Beresiz genç Mete’nin gözlerindeki korkuyu sezmiş olmalıydı. Bir süre sesi soluğu kesildi

-“Korkmuşa benziyorsun. Bana kalırsa sen Sakadan kork, onun gazabı daha gerçekçi oluyor. Öyle olmasa bu kadar adam onunla güneye açılmazdı.”

-“Bize ne yapacak?” dedi Mete, yanındaki küçük kızı göstererek.

-“hizmetinde çalışacaksın, ev işlerine yardım edeceksin. Söz dinlersen Saka’nın evinde uzun yıllar yaşarsın. Hatta belki mürettebatına bile girersin. Neyse çok konuştum, güneylilerle konuşmak uğursuzluk getirir.”

Bunları söyleyen genç geminin kıç bölgesine yöneldi. Uzun burunlu, yağlı ve dağınık saçlı bir gençti. Saka’ya göre açık bir ten rengi vardı. Laneti anlatırken bir ara o bile ürpermişti. Mete onun lanete inandığını sezmişti.

O gece gayet sakin geçti. Sabaha karşı üşümüş olmalıydı, kıza sarıldı. Güneşin doğuşuyla yanındaki kız uyanmış ve Mete’yi dürtmüştü. Kız hiç konuşmuyordu. Beresiz genç onlara ilk kahvaltılarını getirdi. Bir parça kokuşmuş balık ve adeta taşlaşmış bir parça ekmek. Mete yemeğin çoğunu kıza verdi, o an açlığa dayanabileceğini düşündü. Krallara layık kahvaltının (!) ardından alt ve üst güverteyi temizlediler. Temizliğin yanında birde kavurucu güneşle uğraştılar. Birde ayak bağı olan siyah giyimli kuzeyli adamlar vardı tabi. Mete onları saymaya çalıştı ama birbirine benzediklerinden karıştırdı. Tahminine göre on yada on beş kişilerdi. Öğleden sonra Sakanın kamarasında temizlik devam etti. Kilitli kapının olduğu bölme hariç her yeri pırıl pırıl yaptılar. Akşam yine balık ve ekmek önlerine konuldu. Gece yine sakin ve hızlı geçti.
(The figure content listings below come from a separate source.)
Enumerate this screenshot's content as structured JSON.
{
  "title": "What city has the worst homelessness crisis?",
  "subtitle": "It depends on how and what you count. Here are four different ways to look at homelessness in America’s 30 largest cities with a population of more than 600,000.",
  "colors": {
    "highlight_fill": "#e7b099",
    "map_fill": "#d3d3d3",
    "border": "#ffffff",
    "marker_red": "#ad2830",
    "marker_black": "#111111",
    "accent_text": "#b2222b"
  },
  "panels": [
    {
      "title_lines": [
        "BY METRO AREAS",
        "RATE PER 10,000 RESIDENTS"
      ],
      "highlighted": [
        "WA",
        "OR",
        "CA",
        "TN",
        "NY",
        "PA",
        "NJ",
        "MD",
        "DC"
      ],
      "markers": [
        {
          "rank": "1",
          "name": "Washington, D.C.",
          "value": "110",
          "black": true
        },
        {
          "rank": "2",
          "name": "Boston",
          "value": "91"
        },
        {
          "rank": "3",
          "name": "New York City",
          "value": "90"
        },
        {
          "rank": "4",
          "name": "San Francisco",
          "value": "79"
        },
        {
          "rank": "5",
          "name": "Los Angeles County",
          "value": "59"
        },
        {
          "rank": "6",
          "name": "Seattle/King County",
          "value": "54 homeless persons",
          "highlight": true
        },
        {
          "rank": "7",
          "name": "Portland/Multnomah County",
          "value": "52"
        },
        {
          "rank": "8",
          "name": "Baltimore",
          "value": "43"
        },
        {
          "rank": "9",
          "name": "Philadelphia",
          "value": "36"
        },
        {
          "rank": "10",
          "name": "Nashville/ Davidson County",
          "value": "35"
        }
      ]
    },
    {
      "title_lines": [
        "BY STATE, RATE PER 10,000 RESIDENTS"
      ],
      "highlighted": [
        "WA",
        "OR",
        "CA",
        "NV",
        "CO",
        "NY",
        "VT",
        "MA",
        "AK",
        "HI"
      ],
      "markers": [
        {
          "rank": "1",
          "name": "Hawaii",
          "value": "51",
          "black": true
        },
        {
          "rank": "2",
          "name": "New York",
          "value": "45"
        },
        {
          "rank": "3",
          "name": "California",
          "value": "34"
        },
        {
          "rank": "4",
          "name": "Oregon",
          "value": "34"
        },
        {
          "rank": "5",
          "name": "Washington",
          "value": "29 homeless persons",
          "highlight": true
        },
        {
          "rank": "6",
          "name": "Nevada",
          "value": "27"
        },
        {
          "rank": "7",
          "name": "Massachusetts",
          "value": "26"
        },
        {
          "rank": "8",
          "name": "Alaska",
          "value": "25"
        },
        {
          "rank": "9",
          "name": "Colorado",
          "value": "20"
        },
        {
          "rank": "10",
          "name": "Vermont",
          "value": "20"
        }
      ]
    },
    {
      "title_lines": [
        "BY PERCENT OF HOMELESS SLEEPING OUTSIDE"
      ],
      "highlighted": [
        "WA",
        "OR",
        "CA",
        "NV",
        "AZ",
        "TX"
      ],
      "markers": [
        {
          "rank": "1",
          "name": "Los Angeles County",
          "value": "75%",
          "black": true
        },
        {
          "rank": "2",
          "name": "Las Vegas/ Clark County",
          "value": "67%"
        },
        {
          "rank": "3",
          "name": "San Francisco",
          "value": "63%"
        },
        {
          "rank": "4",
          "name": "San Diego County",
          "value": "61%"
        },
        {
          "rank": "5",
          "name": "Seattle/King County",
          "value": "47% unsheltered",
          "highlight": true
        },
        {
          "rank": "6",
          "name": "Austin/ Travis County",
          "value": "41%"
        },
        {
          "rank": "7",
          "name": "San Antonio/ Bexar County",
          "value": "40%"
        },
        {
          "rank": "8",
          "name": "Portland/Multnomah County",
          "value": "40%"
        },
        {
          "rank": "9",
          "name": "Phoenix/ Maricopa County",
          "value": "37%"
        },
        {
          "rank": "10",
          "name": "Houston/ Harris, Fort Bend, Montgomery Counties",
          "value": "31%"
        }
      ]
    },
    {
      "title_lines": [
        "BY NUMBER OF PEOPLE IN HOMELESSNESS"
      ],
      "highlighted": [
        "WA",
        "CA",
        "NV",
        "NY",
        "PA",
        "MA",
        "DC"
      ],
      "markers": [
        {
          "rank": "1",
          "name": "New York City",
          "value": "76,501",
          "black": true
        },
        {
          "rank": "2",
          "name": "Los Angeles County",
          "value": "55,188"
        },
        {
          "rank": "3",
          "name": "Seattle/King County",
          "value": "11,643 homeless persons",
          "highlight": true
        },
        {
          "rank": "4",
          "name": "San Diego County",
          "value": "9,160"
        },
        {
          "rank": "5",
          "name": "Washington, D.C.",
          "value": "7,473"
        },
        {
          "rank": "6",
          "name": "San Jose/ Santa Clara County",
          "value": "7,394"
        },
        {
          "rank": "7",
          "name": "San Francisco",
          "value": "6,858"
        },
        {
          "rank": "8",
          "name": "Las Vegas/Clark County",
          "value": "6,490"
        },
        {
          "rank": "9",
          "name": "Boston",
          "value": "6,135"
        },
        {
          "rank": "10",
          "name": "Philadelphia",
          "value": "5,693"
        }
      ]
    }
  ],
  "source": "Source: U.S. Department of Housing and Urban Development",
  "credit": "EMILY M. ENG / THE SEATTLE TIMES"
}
Ertesi gün Mete kızı uyandırdı. Yeşil gözlü, kumral bir kız çocuğuydu. Nereden geldiğini sorduğunda hiç cevap vermemiş, kirli parmağıyla güneyi göstermişti. yine aynı şeyler yendi ve temizlik yapıldı. Akşama doğru hava bozmaya başladı. Mete’nin sıcağına dayanamayıp içten içe küfrettiği güneş bulutların arasına gömüldü. Yelkenleri şişiren rüzgar durdu. Rüzgarla birlikte Karasaka’da denizin ortasında çakılı kaldı. Bir saat içinde nerden geldiği anlaşılmayan bir sis bulutu Karasaka’nın üstünü bürüdü. Siyah giyimli adamların hepsi ana güvertede toplandı. Onlardan yükselen homurtu Saka’yı kamarasından çıkardı. Üst güverteden mürettebatına seslendi.

-“Bu sis bulutu kuzeye yaklaştığımızın işaretidir. Evlerimize çok yaklaştık bu geceyi atlatırsak kendinizi evde sayın. Şimdi herkes işinin başına dönsün. Yelkenleri toplayıp, dümenin kontrolünü sağlayın.”

-“Bunun sıradan bir sis bulutu olduğunu nerden biliyorsun?” diye sordu kalabalıktan biri.

-“Başka ne olabilir. Güneyin sıcağını terk edip, kuzeyin dondurucu soğuğuna merhaba diyeceğimiz noktadayız.”

-“Ya Tanrı Alakor’un sualtı şehrinin üstündeysek. Bizim yağma yaptığımızı biliyor Saka; çaldığımız altınların ağırlığını, kokusunu hissedebiliyor. Şu anda örtüsünü üzerimize çekti.” dedi mürettebattan bir başkası.

-“Kâhin seni uyarmıştı, güneye yönelmemeni söylemişti.” dedi mürettebatın en yaşlı görüneni.

-“Kâhin bunağın teki. Bu denizler sis oluşumuna müsait. Şimdi herkes işinin başına dönsün” diye gürledi. Bu sözler tehdidin çok ötesindeydi.

Mürettebat dağılmaya başladığı sırada gökyüzü aydınlandı. Ardından çok uzaklardan, belli belirsiz bir inilti hissedildi. Bu gökyüzünün çığlığıydı, bu Aramar Denizinin Tanrısı Alakor’un çığlığıydı.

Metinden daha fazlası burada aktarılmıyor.